Jackson releva les yeux vers Lydia après avoir finalement éteint le téléphone. Ce qu'ils avaient découvert était grave et il devenait de plus en plus évident que Stiles ne remettrait plus les pieds chez lui, ne serait-ce que pour sa sécurité. Si son père était capable de l'empoisonner et de l'envoyer à l'abattoir, dieu seuil sait ce qu'il pourrait lui faire. Et puisque Stiles ne parlait jamais de ses problèmes, Jackson fut à cet instant presque « heureux » qu'il se soit évanoui à l'intérieur du centre commercial, avec eux. Sa chute aussi inattendue que brutale avait ouvert un champ des possibles certain. Au moins, pas besoin de lui tirer les vers du nez. Maintenant, il fallait qu'il se repose, que son corps récupère et que le poison disparaisse doucement. Selon Deaton, cela prendrait plusieurs jours. Pour avoir de tels symptômes, la prise de cyanure devait durer depuis un moment. Jackson serra les poings en détournant le regard.

- Combien de temps tu penses pouvoir le garder ici ? Demanda-t-il.

- Je ne sais pas, finit par répondre Lydia d'une voix légèrement enrouée.

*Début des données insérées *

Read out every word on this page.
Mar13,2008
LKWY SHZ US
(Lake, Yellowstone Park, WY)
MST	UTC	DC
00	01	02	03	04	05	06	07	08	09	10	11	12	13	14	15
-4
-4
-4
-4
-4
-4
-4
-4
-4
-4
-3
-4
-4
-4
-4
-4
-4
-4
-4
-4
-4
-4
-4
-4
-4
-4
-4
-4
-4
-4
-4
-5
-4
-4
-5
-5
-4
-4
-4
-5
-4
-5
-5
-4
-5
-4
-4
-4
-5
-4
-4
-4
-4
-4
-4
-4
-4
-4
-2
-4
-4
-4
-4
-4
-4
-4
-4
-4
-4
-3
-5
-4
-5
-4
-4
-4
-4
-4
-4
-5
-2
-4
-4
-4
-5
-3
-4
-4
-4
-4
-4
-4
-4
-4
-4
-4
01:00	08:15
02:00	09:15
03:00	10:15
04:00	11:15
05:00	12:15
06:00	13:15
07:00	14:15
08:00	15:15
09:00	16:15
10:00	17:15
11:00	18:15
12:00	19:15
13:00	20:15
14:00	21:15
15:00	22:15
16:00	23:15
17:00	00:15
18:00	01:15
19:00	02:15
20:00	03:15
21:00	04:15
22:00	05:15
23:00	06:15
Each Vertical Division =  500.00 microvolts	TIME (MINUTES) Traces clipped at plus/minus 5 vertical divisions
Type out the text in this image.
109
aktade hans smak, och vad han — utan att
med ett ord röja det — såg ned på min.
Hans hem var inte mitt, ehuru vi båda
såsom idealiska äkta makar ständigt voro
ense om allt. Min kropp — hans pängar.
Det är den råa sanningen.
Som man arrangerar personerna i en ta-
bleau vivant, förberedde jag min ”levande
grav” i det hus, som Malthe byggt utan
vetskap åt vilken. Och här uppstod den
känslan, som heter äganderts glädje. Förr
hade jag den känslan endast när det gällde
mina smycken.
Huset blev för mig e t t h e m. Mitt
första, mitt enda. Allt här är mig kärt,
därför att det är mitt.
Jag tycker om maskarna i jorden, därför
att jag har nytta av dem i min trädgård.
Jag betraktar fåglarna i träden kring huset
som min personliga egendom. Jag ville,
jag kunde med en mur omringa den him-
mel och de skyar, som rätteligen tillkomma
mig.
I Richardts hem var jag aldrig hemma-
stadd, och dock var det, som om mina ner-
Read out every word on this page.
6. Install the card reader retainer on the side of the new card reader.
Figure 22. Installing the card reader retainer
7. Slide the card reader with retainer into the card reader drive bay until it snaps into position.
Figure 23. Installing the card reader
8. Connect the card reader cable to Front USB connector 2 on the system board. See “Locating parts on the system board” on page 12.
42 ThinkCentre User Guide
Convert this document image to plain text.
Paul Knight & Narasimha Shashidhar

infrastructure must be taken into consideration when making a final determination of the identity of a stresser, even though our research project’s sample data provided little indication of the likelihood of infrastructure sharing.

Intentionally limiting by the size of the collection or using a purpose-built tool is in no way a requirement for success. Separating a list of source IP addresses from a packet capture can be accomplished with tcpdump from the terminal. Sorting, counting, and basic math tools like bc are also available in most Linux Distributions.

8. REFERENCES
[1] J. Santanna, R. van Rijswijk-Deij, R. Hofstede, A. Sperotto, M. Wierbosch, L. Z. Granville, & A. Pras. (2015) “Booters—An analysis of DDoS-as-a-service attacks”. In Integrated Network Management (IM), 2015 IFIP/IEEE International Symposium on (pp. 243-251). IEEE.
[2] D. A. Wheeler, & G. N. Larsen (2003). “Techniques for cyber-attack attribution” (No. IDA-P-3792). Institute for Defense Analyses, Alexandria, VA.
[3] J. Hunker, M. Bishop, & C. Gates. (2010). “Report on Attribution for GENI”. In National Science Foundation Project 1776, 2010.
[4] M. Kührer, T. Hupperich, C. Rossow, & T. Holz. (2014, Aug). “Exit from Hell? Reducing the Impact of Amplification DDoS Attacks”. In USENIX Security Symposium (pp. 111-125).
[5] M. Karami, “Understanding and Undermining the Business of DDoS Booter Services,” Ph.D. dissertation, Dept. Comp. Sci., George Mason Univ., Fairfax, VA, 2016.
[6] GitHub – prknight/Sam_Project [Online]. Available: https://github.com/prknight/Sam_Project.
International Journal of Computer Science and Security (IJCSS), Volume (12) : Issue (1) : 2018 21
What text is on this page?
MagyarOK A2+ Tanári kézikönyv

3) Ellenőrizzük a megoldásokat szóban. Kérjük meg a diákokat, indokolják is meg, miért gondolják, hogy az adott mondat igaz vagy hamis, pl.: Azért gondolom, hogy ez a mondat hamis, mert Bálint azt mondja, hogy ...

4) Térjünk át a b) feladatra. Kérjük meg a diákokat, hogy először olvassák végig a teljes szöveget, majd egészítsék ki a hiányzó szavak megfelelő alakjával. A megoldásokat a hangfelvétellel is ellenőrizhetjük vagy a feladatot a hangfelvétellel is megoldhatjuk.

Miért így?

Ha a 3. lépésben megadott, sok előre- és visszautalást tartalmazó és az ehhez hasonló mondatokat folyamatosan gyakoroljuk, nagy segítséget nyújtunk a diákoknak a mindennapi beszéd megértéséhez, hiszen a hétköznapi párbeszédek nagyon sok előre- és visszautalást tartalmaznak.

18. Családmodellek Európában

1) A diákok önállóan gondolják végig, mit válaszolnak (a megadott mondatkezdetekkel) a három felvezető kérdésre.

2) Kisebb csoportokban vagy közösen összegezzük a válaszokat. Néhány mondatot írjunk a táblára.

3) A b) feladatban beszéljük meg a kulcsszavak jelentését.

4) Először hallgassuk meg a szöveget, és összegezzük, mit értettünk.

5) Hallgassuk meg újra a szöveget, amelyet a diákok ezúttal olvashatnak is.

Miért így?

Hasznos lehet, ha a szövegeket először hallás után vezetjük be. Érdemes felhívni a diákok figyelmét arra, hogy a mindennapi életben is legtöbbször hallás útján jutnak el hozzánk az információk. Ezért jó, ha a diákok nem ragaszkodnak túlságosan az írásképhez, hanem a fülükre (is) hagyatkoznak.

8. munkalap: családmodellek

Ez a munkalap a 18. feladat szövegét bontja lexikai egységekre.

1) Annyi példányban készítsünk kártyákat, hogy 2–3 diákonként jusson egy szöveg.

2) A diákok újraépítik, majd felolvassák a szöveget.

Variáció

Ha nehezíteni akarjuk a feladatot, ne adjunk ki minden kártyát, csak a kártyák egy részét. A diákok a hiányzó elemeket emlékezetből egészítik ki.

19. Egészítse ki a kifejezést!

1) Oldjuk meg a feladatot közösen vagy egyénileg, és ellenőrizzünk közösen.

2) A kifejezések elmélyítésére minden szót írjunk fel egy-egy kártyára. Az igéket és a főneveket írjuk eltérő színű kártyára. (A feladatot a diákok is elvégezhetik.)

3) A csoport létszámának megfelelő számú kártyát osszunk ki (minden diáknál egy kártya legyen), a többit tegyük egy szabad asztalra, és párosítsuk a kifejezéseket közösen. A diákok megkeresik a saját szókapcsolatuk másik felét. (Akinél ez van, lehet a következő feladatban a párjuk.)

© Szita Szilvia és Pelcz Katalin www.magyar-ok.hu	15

Elle avait la gorge serrée, les yeux qui commençaient à rougir. Jackson se leva et à cet instant, il ne laissa la colère se traduire que dans ses mâchoires serrées et dans son regard océanique. D'un geste étonnamment doux, il prit la banshee dans ses bras et l'enlaça comme il le faisait autrefois, avant qu'ils ne soient ensemble. Il l'étreignait ainsi, doux malgré l'ire, parce qu'elle en avait besoin. Lydia était une jeune femme forte, mais elle avait ses limites. Ce qui arrivait à Stiles la dépassait. Elle qui l'avait toujours connu étincelant, survitaminé n'aimait pas cette version pâle et morne, silencieuse de cet hyperactif qu'elle appréciait tant. Au fond, Jackson était étrangement aussi touché qu'elle : simplement... Il n'était pas du genre démonstratif. Ce qu'il ressentait restait en lui, parce que c'était ainsi qu'il avait appris à avancer.

Mais il se promit une chose.

Jamais il ne laisserait Noah mettre la main sur Stiles tant qu'il aurait ces idées aussi sordides qu'arriérées.